Support BPF program symbolization
As part of the effort of improving our kernel symbolization logic, we would like to support symbolization of addresses mapping to BPF programs. Here is a brain dump roughly outlining what (I think) is necessary to support such symbolization. Everything and anything could be wrong ...
- in
/proc/<pid>/maps/PROCMAP_QUERYBPF programs would be represented with a "name" ofbpf_prog_<some-hex-number>;some-hex-numberseems to be the program's "tag" and can be used for finding more information - use
bpf_prog_get_next_idto iterate over loaded programs and find the one with matching the tag - use
bpf_prog_get_fd_by_idto retrieve program file descriptor - use
bpf_obj_get_info_by_fdto retrieve program information using said file descriptor - use
bpf_prog_info.{nr_jited_line_info, jited_line_info, line_info_rec_size}and similar, in conjunction with the kernel's BTF information, to retrieve function name and source code path- I'd hope there are examples floating around for this, but haven't checked
In terms of integration into blazesym, a good starting point to look at would probably be https://github.com/libbpf/blazesym/blob/40a46a48fd83be25b6b32b3401837a8907d23301/src/symbolize/symbolizer.rs#L896
What data to cache (and at what level) is somewhat of an open question.

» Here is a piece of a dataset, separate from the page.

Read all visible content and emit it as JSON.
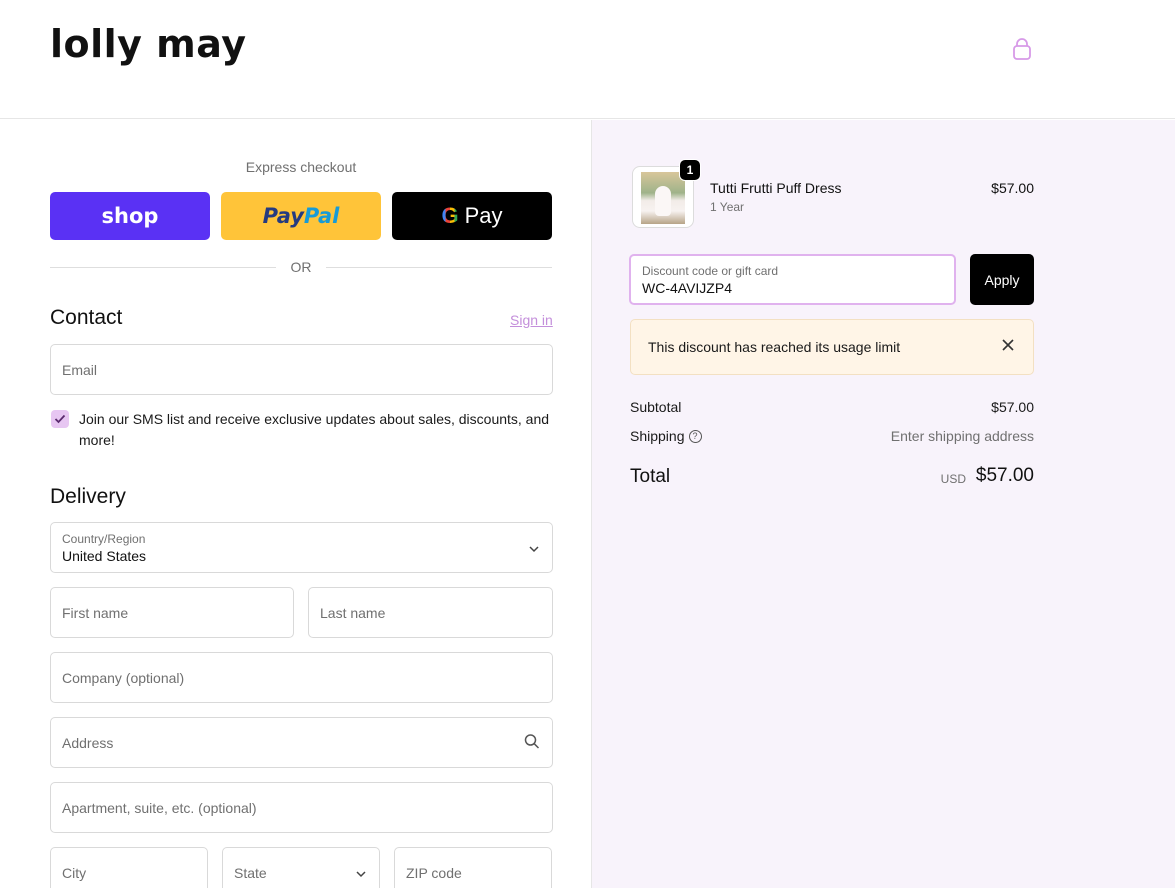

At the very least I'd say we should be remembering the result for a given address and reuse that on repeated symbolization. But perhaps a more coarse grained approach (e.g., caching at the function level, if there is such a thing, or remembering what BPF program maps to what tag) may be useful as well. I have no idea of performance characteristics of any of the APIs we need to interface with.
As I mentioned above, I think we may need some basic BTF support (mostly for string lookup?) as well as BPF syscall bindings. Usage of libbpf-rs is a possibility (should contain both), though I don't know if we really want to add a dependency to libbpf-rs and libbpf longer term. But we can think about that once a POC is working.
We would also require some prerequisite work introducing proper kernel testing infrastructure to be able to test this symbolization on injected programs as well. At this point I think it mostly comes down to loading BPF programs, as we already support testing on arbitrary kernels using vmtest. Again, this should be provided by libbpf-rs, which I think is a no brainer to use in a testing context.
cc @jfernandez
Very interested in this work, happy to review and test any PRs! :)
This is now out for review https://github.com/libbpf/blazesym/pull/854
@javierhonduco feel free to try it out and report back. Also, let me know if you have any questions.
Great stuff @danielocfb! Thanks for the heads up! This week I won't have too much time to take a look a this, but will make sure to do it early next week.